Temperature increase impairs recognition among nestmates in the social wasp Polybia paulista H. von Ihering, 1896 (Vespidae: Polistinae: Epiponini)

Cuticular hydrocarbons (CHCs) of most terrestrial arthropods primarily serve as a protective barrier against desiccation and infection. Throughout evolution, these compounds have acquired another fundamental function: the exchange of signals during interactions between nestmates. However, even though cuticular hydrocarbons perform a dual function in social insects, little is known about the effect(s) of one function on the other in social insects, and no study has evaluated this relationship in social wasps. Therefore, the present study tests the hypothesis that the level of aggressiveness presented during induced encounters between nestmates of Polybia paulista who were subjected to different conditions temperature is different than between nestmates who remained under the same temperature conditions. If the hypothesis is confirmed, it is likely because the cuticle of the wasps that had been exposed to temperature variation adjusted to these conditions leading them not to recognize the cuticular chemical signature of their colony.
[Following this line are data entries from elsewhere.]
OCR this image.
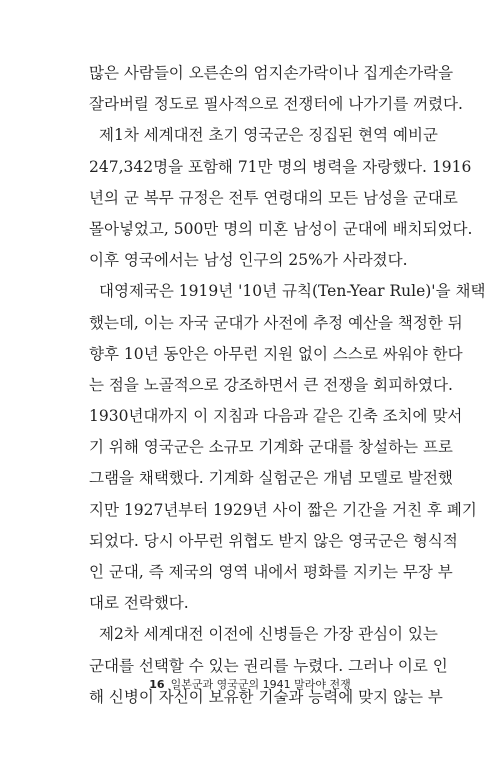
많은 사람들이 오른손의 엄지손가락이나 집게손가락을
잘라버릴 정도로 필사적으로 전쟁터에 나가기를 꺼렸다.
제1차 세계대전 초기 영국군은 징집된 현역 예비군
247,342명을 포함해 71만 명의 병력을 자랑했다. 1916
년의 군 복무 규정은 전투 연령대의 모든 남성을 군대로
몰아넣었고, 500만 명의 미혼 남성이 군대에 배치되었다.
이후 영국에서는 남성 인구의 25%가 사라졌다.
대영제국은 1919년 '10년 규칙(Ten-Year Rule)'을 채택
했는데, 이는 자국 군대가 사전에 추정 예산을 책정한 뒤
향후 10년 동안은 아무런 지원 없이 스스로 싸워야 한다
는 점을 노골적으로 강조하면서 큰 전쟁을 회피하였다.
1930년대까지 이 지침과 다음과 같은 긴축 조치에 맞서
기 위해 영국군은 소규모 기계화 군대를 창설하는 프로
그램을 채택했다. 기계화 실험군은 개념 모델로 발전했
지만 1927년부터 1929년 사이 짧은 기간을 거친 후 폐기
되었다. 당시 아무런 위협도 받지 않은 영국군은 형식적
인 군대, 즉 제국의 영역 내에서 평화를 지키는 무장 부
대로 전락했다.
제2차 세계대전 이전에 신병들은 가장 관심이 있는
군대를 선택할 수 있는 권리를 누렸다. 그러나 이로 인
해 신병이 자신이 보유한 기술과 능력에 맞지 않는 부
16 일본군과 영국군의 1941 말라야 전쟁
To test this hypothesis, workers were exposed to temperature variation in a BOD chamber and then subjected to encounters with workers who were maintained at a constant temperature of 24℃. We also used control groups to evaluate the effect of isolation alone among the groups. According to our results, our hypothesis was confirmed, the level of aggressiveness presented between nestmates who were exposed to temperature variation and those who remained at 24℃ was significantly higher than the levels of aggressiveness presented between nestmates who remained isolated but under constant temperature during the same period, in some cases, it was similar to the aggressiveness presented in encounters between wasps from different colonies. During these encounters, wasps performed alarm behavior, bites, and stings not seen during encounters between wasps that remained under the same temperature, but in isolated groups. The lack of aggressive behavior under isolated conditions indicates that isolation had no effect on chemical recognition signature. These results suggest that temperature variation may have caused some change in the cues that allow recognition between nestmates. On the other hand, these results were not caused by isolation or stress generated by the study design and difference in the CHC profile of workers, as described in the literature, is consistent with our results.